Is Tor still safe to use?

This was mentioned several times in the reports. Among other things, the two Ricochet entry servers.

OK, “guard discovery attack” is ambiguous.

As I understand it, the “guard discovery attack” that vanguards is trying to deal with is one where you run a bunch of intermediate nodes, provoke a hidden service to set up a bunch of circuits, and hope that you detect one or more of those circuits being built through your node. You do this because you can’t see much, if any, traffic that doesn’t go to nodes you control.

Another way to discover guards (and other things) is just to watch the whole network, without necessarily operating any nodes, and observe the traffic from the hidden service to its guard. That still discovers the guard, but vanguards has no effect on it.

What I’m saying is that the German government probably approximates a global passive adversary well enough to have success with the second attack, and that I don’t see anything in the story that tells me which method they actually used.

The fact that there were a bunch of bogus nodes around then is perhaps relevant, but not dispositive.

Vanguards are a Tor feature, not a client feature, are they not?

Tor can be configured as anything: client Socks5Proxy, router, HiddenService client & server, …

What I’m asking is why Ricochet, as a client of Tor, has any effect on whether vanguards are used or not.

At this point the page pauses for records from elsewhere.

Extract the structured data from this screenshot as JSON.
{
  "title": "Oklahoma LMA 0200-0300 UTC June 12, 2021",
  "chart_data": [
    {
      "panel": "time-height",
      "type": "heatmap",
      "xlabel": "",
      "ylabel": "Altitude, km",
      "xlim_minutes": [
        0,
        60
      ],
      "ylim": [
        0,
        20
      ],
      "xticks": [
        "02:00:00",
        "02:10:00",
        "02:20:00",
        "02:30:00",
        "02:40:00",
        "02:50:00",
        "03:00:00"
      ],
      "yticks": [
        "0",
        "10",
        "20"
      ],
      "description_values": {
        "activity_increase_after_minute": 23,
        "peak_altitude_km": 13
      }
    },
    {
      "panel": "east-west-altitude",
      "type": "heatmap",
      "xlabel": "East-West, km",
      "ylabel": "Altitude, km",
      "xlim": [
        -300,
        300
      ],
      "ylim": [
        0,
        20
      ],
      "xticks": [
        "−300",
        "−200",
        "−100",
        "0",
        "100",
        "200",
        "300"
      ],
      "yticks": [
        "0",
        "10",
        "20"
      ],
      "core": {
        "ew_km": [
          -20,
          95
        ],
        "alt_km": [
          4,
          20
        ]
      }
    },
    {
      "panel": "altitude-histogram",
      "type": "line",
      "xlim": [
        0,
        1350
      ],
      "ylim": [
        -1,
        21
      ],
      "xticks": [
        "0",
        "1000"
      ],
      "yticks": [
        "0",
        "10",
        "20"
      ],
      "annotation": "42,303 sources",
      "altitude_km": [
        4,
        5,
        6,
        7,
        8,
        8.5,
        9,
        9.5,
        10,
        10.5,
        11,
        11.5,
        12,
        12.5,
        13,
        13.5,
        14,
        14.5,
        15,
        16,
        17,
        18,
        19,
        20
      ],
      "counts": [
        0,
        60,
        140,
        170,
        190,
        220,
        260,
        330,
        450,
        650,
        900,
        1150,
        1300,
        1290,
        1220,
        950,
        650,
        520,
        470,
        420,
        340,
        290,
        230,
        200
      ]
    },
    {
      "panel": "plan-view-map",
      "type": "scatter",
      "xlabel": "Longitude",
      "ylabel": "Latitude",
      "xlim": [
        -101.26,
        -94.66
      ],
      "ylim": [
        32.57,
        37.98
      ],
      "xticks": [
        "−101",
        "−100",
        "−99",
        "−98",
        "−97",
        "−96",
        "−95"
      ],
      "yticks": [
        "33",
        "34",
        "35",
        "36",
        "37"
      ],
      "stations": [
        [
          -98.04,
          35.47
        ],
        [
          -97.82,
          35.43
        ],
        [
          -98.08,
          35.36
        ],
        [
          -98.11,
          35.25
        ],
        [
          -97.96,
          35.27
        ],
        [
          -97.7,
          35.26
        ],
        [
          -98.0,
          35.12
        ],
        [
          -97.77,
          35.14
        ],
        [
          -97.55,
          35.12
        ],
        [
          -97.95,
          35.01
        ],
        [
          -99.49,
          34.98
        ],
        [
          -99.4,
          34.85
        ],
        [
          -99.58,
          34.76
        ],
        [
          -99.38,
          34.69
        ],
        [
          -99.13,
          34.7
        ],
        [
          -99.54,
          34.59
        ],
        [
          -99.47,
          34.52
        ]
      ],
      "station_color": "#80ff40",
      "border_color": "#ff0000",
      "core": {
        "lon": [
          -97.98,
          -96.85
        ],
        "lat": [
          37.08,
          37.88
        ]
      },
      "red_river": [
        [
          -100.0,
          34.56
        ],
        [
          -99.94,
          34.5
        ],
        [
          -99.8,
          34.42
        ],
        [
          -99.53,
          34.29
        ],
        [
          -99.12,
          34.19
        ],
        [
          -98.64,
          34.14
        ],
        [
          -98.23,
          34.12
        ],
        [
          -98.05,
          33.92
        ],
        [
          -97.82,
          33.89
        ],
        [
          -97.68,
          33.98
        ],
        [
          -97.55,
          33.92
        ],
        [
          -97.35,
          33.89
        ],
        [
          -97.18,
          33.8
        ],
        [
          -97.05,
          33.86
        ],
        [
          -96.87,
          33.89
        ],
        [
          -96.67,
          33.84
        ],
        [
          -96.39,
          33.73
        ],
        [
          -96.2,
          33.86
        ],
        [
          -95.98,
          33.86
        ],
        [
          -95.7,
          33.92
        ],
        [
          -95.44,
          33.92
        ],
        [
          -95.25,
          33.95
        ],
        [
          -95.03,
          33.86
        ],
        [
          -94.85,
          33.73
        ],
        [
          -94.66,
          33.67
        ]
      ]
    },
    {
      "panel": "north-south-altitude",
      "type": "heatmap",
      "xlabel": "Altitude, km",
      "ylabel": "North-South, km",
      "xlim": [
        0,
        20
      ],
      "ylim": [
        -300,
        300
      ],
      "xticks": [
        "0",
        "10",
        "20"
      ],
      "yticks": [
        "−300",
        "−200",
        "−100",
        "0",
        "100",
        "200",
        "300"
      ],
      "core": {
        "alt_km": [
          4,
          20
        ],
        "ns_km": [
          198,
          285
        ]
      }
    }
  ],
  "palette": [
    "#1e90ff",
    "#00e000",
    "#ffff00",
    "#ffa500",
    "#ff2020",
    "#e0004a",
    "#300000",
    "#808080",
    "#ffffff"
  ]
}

In the original architecture, the Tor program would be a separate entity that would be updated independent of Ricochet. Therefore Ricochet would be irrelevant to the choice to use or not use vanguards, heavy or light. So talking about how old Ricochet was would be basically irrelevant to anything.

If the Tor code was bundled in Ricochet (as now seems to be common but also seems like a bad idea from a security point of view), then presumably you’d have old versions of both.

I never used Ricochet and don’t know how it worked.

… but there’s still nothing that proves that it would matter either way.